Last week we had a big software release due. The build went to our internal test by the end of the week. The test team found one application blowing up due to an Oracle exception. I told our team lead that we had better get to the bottom of this problem. The lead thought that this was just some discrepancy between the expected and actual database version. He thought a database change would resolve the problem. With that in mind, I left for the weekend.

It turns out the database change did not fix the problem. A bunch of people on the team got together late Friday night to try to figure out the problem. They left me some emails and voice messages. But by that time I was long gone. When I got back to work on Monday, we were in a state of emergency. My team lead said our company was losing money because we were late on the software release.

Apparently my team lead had spent the weekend trying to determine the cause of the problem. He still thought it had something to do with recent database changes.

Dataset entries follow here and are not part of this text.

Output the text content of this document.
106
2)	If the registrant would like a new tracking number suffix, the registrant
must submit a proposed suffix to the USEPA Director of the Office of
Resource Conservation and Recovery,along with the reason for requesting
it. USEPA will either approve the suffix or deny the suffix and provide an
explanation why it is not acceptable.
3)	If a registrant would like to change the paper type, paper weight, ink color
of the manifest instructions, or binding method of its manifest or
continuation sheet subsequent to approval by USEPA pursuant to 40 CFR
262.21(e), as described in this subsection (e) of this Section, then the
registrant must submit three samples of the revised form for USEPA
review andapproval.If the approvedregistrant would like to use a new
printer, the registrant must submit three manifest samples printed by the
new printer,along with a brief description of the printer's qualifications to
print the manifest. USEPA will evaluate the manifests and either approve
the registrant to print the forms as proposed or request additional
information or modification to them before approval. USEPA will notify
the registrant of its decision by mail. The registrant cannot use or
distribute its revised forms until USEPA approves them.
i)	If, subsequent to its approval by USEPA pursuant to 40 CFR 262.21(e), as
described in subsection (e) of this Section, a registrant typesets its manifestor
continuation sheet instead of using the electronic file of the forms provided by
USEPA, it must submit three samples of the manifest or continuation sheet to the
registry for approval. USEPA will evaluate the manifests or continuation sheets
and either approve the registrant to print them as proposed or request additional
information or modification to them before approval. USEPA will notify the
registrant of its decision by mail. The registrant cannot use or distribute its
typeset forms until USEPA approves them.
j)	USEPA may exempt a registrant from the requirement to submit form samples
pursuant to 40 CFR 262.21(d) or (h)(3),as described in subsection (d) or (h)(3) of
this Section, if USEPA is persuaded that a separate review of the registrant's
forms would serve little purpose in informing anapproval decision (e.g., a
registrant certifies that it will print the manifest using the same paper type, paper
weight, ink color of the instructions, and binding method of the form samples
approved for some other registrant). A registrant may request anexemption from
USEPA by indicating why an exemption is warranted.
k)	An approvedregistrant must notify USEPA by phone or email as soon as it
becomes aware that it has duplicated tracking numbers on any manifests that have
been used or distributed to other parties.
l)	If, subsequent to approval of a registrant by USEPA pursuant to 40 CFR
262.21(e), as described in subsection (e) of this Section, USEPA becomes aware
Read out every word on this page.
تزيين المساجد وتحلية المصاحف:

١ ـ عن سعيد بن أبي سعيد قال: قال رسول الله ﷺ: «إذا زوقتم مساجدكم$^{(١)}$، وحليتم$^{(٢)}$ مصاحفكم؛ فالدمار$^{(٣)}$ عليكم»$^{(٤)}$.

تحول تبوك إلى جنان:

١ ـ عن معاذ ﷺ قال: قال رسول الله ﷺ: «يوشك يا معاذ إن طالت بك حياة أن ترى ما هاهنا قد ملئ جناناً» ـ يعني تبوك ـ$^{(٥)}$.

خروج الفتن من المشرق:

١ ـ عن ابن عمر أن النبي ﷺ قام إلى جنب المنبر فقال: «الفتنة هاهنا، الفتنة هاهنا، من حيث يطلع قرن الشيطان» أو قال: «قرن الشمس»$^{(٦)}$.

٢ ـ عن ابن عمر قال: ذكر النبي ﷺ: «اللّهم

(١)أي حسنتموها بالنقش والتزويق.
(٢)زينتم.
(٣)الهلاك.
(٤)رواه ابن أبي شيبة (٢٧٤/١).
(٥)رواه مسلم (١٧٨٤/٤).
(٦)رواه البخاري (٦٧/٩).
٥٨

That did not seem encouraging. In software development you cannot think. You have to know. Thus we were nowhere with the problem. I got assigned the task to figure this out. I tried to duplicate the problem by running equivalent SQL against the database. But I had no luck.

I started applying my normal techniques. The next thing I tried was to run the application against an old version of the database. It had the same problems. At that point I eliminated any new database changes as the issue. Finally I started reviewing the history of the files that had the code that was crashing. A developer recently tried to fix a problem in that file. I rolled back those changes and found the source of the problem. At that point we were able to continue with the software release.

It turned out we were only one day late. That is still not a good thing. I did not lose any sleep over this problem. What could we have done to avoid this in the first place? We could have eliminated rushed last minute changes to the application. Or at least we could have run sufficient regression testing on the late changes. Better yet we should have done a better peer review on those changes. Let’s see if our project learns anything from these mistakes.